Coffeetown football team practices in pool to prepare for Idalia

Coffeetown Varsity football coach Cliff Swansea had his team undergo unusual preparation with Hurricane Idalia looming.

Most teams use a wet ball drill to get a quarterback and center’s exchange down in saturated conditions.

But Swansea wanted something a little more extreme for his troops.

So he threw them into the deep end.

Literally.

“Yes, we did have the boys practice at the Copper County civic center pool,” Swansea told me earlier this week.

“Full pads, helmets, cleats, all of it. I wanted our boys to embody the Navy SEALs in our preparation. This is a dry sport. But when nature tries to defeat you, you practice to defeat nature.”

Coffeetown football pool practice approach doesn’t cut down on contact

Just because Coffeetown football took to the pool doesn’t mean it was sharks and minnows.

The team still worked on full-contact drills after swimming over to the kids’ pool from the deep end.

“The key is saturation. Saturated socks. Saturated shoes. Soaked hip pads, all of it,” Swansea said.

“We don’t know much about Idalia, do love that brand of onion, but not sure what the storm will deliver.
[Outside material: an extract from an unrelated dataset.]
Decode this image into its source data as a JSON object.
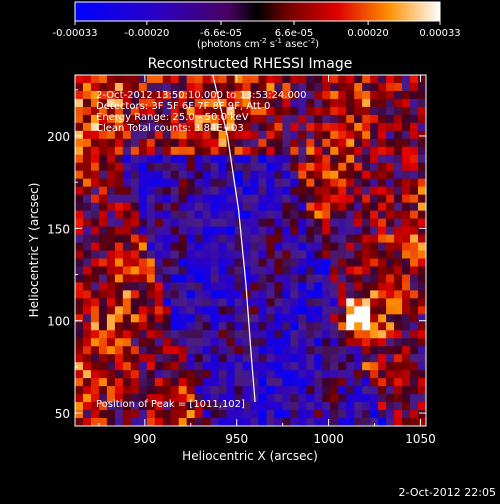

Our standard remains the same no matter what the skies want to try and say about it.”

Players have a lot to prove

If these practices sound alarming to you, the players claim that they could take on even more.

Last week’s loss was harder to stomach than a two-hour practices wearing 30-pound, soaked shoulder pads in a swimming pool.

“That game was just not how we play Coffeetown football,” said junior offensive guard Pip Hamley.

“No, I can’t swim. But I will continue working on my footwork under the mushroom fountain until I know that the storm would bow down to me, if I ever got the chance to battle it.”

Swansea has his boys believing even after a loss.

Let’s see where this butterfly effect goes from here.